少年――『金時計』はうむ、と頷くと、胸ポケットから取り出した時計を一瞥してから答えた。
「まあ、そうだな、似た様なことはしているが、うむ、時計屋と大差はあるまい」
『金時計』はしばし上を向いて黙っていたが、
「少年は命の仕組みを知っているか?」
いきなりそう言った。
「――――命の仕組み・・・・・・?」
「そう、この世の全ての生き物はな、魂という燃料で動いているのだ。この燃料が尽きかけた時、死が訪れる」
ここまではいいか?と流し目を送ってくる『金時計』。
とりあえずうんと頷いてみた。
「何故燃料が残っているのに死んでしまうのか?そう疑問に思うかもしれない。だがつまりな、微かに残っただけの燃料ではその生き物の生命活動を維持出来ないわけだ。

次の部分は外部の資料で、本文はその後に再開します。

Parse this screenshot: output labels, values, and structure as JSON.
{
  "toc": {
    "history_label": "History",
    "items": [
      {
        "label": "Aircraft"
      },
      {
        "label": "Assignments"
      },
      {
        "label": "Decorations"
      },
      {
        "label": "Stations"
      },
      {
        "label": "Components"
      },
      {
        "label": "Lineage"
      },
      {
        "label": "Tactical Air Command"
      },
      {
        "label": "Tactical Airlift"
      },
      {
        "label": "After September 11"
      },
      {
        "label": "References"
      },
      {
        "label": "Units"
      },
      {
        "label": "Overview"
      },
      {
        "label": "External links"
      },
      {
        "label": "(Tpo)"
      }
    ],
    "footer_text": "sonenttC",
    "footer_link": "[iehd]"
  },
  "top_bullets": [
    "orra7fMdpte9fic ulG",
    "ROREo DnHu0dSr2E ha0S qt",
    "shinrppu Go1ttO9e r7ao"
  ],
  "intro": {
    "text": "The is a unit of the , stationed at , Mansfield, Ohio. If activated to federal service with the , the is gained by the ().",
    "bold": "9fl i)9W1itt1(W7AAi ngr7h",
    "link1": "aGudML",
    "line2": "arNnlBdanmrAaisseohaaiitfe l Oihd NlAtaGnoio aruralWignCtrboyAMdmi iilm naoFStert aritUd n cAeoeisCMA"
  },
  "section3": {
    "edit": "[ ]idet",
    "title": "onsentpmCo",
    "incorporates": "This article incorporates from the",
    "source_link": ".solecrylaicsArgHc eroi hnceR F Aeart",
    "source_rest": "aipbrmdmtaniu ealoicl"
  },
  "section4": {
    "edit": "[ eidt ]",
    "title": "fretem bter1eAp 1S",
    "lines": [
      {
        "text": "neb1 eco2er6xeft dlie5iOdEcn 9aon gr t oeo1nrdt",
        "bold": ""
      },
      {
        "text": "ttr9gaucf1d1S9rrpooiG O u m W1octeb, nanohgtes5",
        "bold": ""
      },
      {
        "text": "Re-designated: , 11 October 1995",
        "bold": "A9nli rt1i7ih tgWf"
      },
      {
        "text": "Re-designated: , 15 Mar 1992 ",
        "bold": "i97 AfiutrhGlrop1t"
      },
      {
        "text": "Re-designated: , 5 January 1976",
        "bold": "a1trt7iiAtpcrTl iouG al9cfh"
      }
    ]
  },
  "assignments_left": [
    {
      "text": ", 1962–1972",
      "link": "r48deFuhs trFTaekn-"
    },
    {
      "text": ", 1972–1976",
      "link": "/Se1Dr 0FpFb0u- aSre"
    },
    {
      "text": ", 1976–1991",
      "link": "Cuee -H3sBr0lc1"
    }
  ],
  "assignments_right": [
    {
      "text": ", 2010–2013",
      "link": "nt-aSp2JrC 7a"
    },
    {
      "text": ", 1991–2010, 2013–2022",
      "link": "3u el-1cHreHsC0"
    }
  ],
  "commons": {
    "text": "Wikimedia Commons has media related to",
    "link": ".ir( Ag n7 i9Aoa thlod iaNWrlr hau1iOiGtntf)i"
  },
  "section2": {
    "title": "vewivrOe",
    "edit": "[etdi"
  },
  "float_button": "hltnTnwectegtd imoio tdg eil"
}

そして、生き物の体から抜け出した魂は、自然の流れに乗って全ての世界の魂が集まる場所へと辿り着くのだ」
そこまで話してから、何故か今までずっと湯気を立てているティーカップに口を付けた。
「一ヶ所に集まった魂は凄まじいエネルギー体となる。ここからが要点だ。集まった魂はその場所から全ての世界へと送られる。そして流れ着いた世界でまた新たな命として芽吹く。
・・・・・要するに世界を廻すための力へとなる。
―――――解るか?全て一つなのだ」
『金時計』が立ち上がる。
「とまあ、これがだいたいの概要だ。本当はもう少し込み入った話があるのだが、これぐらいにしておこう」
いつの間にかティーセットは消えていた。
金の瞳はジンを映すことなくどこか遠くに向けられる。
彼は今度は懐から取り出した時計を一瞥して「そろそろ時間だな」と呟いた。
「さて、講義の後には質問が付き物だ。何か疑問はあるかね?」
そんなこといきなり訊かれてもわからない。・・・・・・・・・・いや。
・・・・・・どうしようもなく馬鹿な事だが、一つだけ質問をした。
「どうして生き物は死ぬの?」
『金時計』は何も言わずに歩き出す。
ジンは去って行く白い服をじっと見つめる。
「・・・・・・・・・いずれ、解る」
それも、しばらくして見えなくなった。
帰ってきたソフィアに訊いたところ、『金時計』は彼女の旧友らしい。
聴かされた話をすると、「気難し屋な彼らしいわね」と苦笑いした。
「それにしても不思議な人だったなあ・・・・・」
寝る前のひと時。
灯かりを消した部屋で、今日出会った少年を想う。
なんとなくだがソフィアと似た雰囲気を持つ彼とは、また会う機会はあるのだろうか。
「そういえば、ソフィアどこに行ってたんだ、ろ・・・・・・ぅ、ぁ」
激痛。
忘れていた。
この夜は決して憩いの時ではなく。
「ぐ、ああぁあ・・・・」
彼だけの拷問の空白。
ただ一人暗闇に抱かれて苦痛を噛み殺す。
またあの光景。
無限の荒野に立ち尽くす黒い影。
こんなもの知らないというのに。
「あ、ぐぅ・・・・どうして、」
――――ドウシテ、
――――ドウシテ、ボクガコンナメニ。
そう弱音を吐いた瞬間。
心を護る鎧が砕け、全くの無防備になった瞬間。
全身を巡る闇が嬉々として蠢動した。
「あああああああああああああああああああああああああああああああ!!!!!!!」
心臓を無視した勢いで血流が爆走する。
無残に切り裂かれた血管は皮膚さえも裂いて飛沫を散らす。
双眸は灼熱に焼かれ何も見えない。
意識は既に亡く、たった一つのイメージが叩きつけられる。
憎悪を以って万難を排せ、闇を以って光を閉ざせ。
「―――――――――――――――――――――!!!!!」
総身を黒と赤、瞳を紅蓮に染めた影の王の号令の下に、部屋中の影達が沸き立った。